A diferencia de lo interpretado inicialmente en diversas plataformas digitales, «Dmocracia» no constituye una marca de ropa comercial. Se trata de una colección cápsula de estética urbana diseñada exclusivamente como soporte creativo para la difusión de mensajes institucionales. Las prendas, que incluyen camisetas y sudaderas con grafismos contemporáneos, funcionan como vehículos visuales para conectar con la denominada Generación Z, utilizando canales como TikTok, Instagram y Twitch para asegurar el impacto de la propuesta en sectores que no consumen medios de comunicación tradicionales.

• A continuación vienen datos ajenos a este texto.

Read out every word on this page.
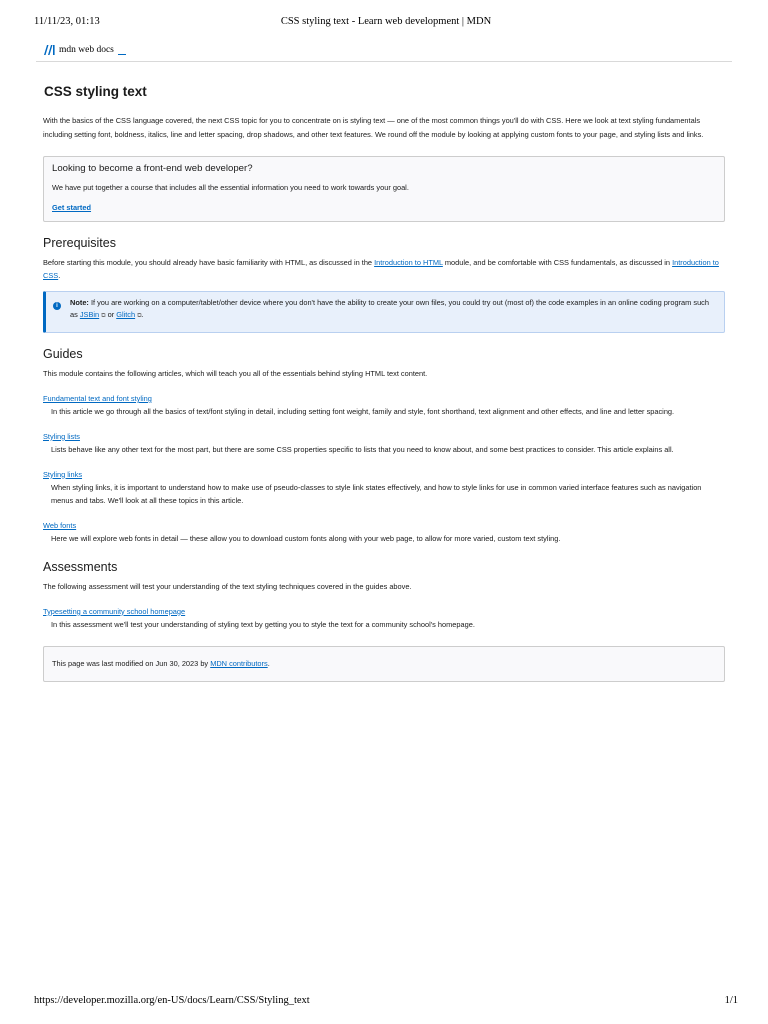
11/11/23, 01:13	CSS styling text - Learn web development | MDN
mdn web docs
CSS styling text

With the basics of the CSS language covered, the next CSS topic for you to concentrate on is styling text — one of the most common things you'll do with CSS. Here we look at text styling fundamentals including setting font, boldness, italics, line and letter spacing, drop shadows, and other text features. We round off the module by looking at applying custom fonts to your page, and styling lists and links.

Looking to become a front-end web developer?

We have put together a course that includes all the essential information you need to work towards your goal.

Get started
Prerequisites

Before starting this module, you should already have basic familiarity with HTML, as discussed in the Introduction to HTML module, and be comfortable with CSS fundamentals, as discussed in Introduction to CSS.

i	Note: If you are working on a computer/tablet/other device where you don't have the ability to create your own files, you could try out (most of) the code examples in an online coding program such as JSBin ⧉ or Glitch ⧉.

Guides

This module contains the following articles, which will teach you all of the essentials behind styling HTML text content.

Fundamental text and font styling

In this article we go through all the basics of text/font styling in detail, including setting font weight, family and style, font shorthand, text alignment and other effects, and line and letter spacing.

Styling lists

Lists behave like any other text for the most part, but there are some CSS properties specific to lists that you need to know about, and some best practices to consider. This article explains all.

Styling links

When styling links, it is important to understand how to make use of pseudo-classes to style link states effectively, and how to style links for use in common varied interface features such as navigation menus and tabs. We'll look at all these topics in this article.

Web fonts

Here we will explore web fonts in detail — these allow you to download custom fonts along with your web page, to allow for more varied, custom text styling.

Assessments

The following assessment will test your understanding of the text styling techniques covered in the guides above.

Typesetting a community school homepage

In this assessment we'll test your understanding of styling text by getting you to style the text for a community school's homepage.

This page was last modified on Jun 30, 2023 by MDN contributors.

https://developer.mozilla.org/en-US/docs/Learn/CSS/Styling_text	1/1
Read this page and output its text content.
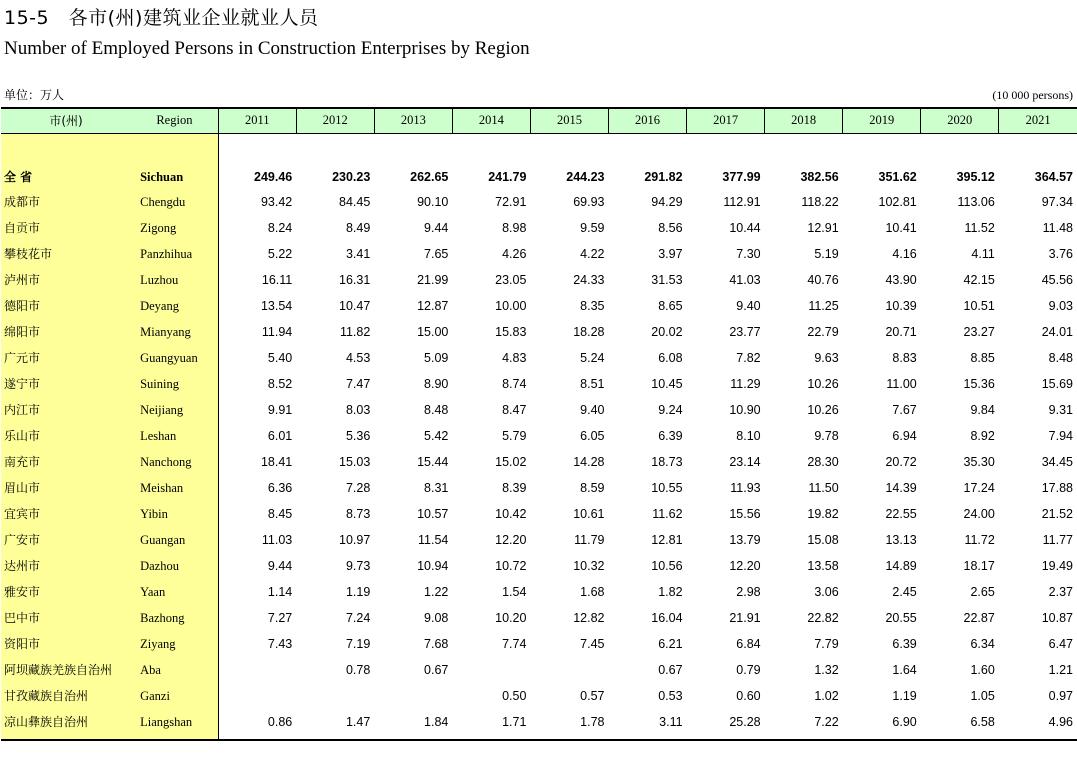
15-5　各市(州)建筑业企业就业人员
Number of Employed Persons in Construction Enterprises by Region
单位：万人	(10 000 persons)
市(州)	Region	2011	2012	2013	2014	2015	2016	2017	2018	2019	2020	2021

全 省	Sichuan	249.46	230.23	262.65	241.79	244.23	291.82	377.99	382.56	351.62	395.12	364.57
成都市	Chengdu	93.42	84.45	90.10	72.91	69.93	94.29	112.91	118.22	102.81	113.06	97.34
自贡市	Zigong	8.24	8.49	9.44	8.98	9.59	8.56	10.44	12.91	10.41	11.52	11.48
攀枝花市	Panzhihua	5.22	3.41	7.65	4.26	4.22	3.97	7.30	5.19	4.16	4.11	3.76
泸州市	Luzhou	16.11	16.31	21.99	23.05	24.33	31.53	41.03	40.76	43.90	42.15	45.56
德阳市	Deyang	13.54	10.47	12.87	10.00	8.35	8.65	9.40	11.25	10.39	10.51	9.03
绵阳市	Mianyang	11.94	11.82	15.00	15.83	18.28	20.02	23.77	22.79	20.71	23.27	24.01
广元市	Guangyuan	5.40	4.53	5.09	4.83	5.24	6.08	7.82	9.63	8.83	8.85	8.48
遂宁市	Suining	8.52	7.47	8.90	8.74	8.51	10.45	11.29	10.26	11.00	15.36	15.69
内江市	Neijiang	9.91	8.03	8.48	8.47	9.40	9.24	10.90	10.26	7.67	9.84	9.31
乐山市	Leshan	6.01	5.36	5.42	5.79	6.05	6.39	8.10	9.78	6.94	8.92	7.94
南充市	Nanchong	18.41	15.03	15.44	15.02	14.28	18.73	23.14	28.30	20.72	35.30	34.45
眉山市	Meishan	6.36	7.28	8.31	8.39	8.59	10.55	11.93	11.50	14.39	17.24	17.88
宜宾市	Yibin	8.45	8.73	10.57	10.42	10.61	11.62	15.56	19.82	22.55	24.00	21.52
广安市	Guangan	11.03	10.97	11.54	12.20	11.79	12.81	13.79	15.08	13.13	11.72	11.77
达州市	Dazhou	9.44	9.73	10.94	10.72	10.32	10.56	12.20	13.58	14.89	18.17	19.49
雅安市	Yaan	1.14	1.19	1.22	1.54	1.68	1.82	2.98	3.06	2.45	2.65	2.37
巴中市	Bazhong	7.27	7.24	9.08	10.20	12.82	16.04	21.91	22.82	20.55	22.87	10.87
资阳市	Ziyang	7.43	7.19	7.68	7.74	7.45	6.21	6.84	7.79	6.39	6.34	6.47
阿坝藏族羌族自治州	Aba		0.78	0.67			0.67	0.79	1.32	1.64	1.60	1.21
甘孜藏族自治州	Ganzi				0.50	0.57	0.53	0.60	1.02	1.19	1.05	0.97
凉山彝族自治州	Liangshan	0.86	1.47	1.84	1.71	1.78	3.11	25.28	7.22	6.90	6.58	4.96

La elección de Marina Rivers para encabezar la campaña responde a su consolidada trayectoria en el ámbito de la comunicación digital y su vinculación previa con entes públicos. Con una audiencia que supera los ocho millones de seguidores, la creadora ha colaborado de forma recurrente con RTVE en espacios como Playz, la cobertura de los Premios Goya y diversos formatos de entretenimiento. Esta relación previa sitúa su participación dentro de una estrategia de profesionalización de la comunicación institucional en entornos digitales, buscando lenguajes próximos a la moda y la cultura urbana.
La campaña ha suscitado críticas centradas en la posible politización de los contenidos y la idoneidad del gasto público para este tipo de formatos. Ante el cuestionamiento de su neutralidad, Marina Rivers ha manifestado públicamente que la democracia representa un valor transversal que trasciende las siglas partidistas, afirmando que «la democracia no es de izquierdas ni de derechas, es de todos». Asimismo, la comunicadora anunció la donación íntegra de sus honorarios a una entidad de carácter social con el fin de desvincular su participación de la controversia económica y reafirmar el carácter cívico de su colaboración.
Desde una perspectiva técnica, el uso de intermediarios digitales por parte de las administraciones públicas es una tendencia al alza a nivel internacional. Organismos e instituciones recurren con mayor frecuencia a perfiles con alta capacidad de prescripción para divulgar campañas de salud pública, educación y participación ciudadana. No obstante, el caso de «Dmocracia» pone de manifiesto el desafío técnico y ético que supone adaptar los códigos de la cultura digital a la comunicación de Estado sin comprometer la percepción de imparcialidad institucional.
El debate originado refleja la transformación de los canales de interlocución entre el Estado y la ciudadanía joven. Mientras que los medios convencionales pierden peso en este segmento demográfico, las nuevas plataformas plantean interrogantes sobre los límites de la comunicación pública y la eficacia de los nuevos lenguajes visuales. Por el momento, la iniciativa se mantiene como una herramienta de pedagogía democrática que busca asentar los valores constitucionales en un entorno digital marcado por la velocidad de la información.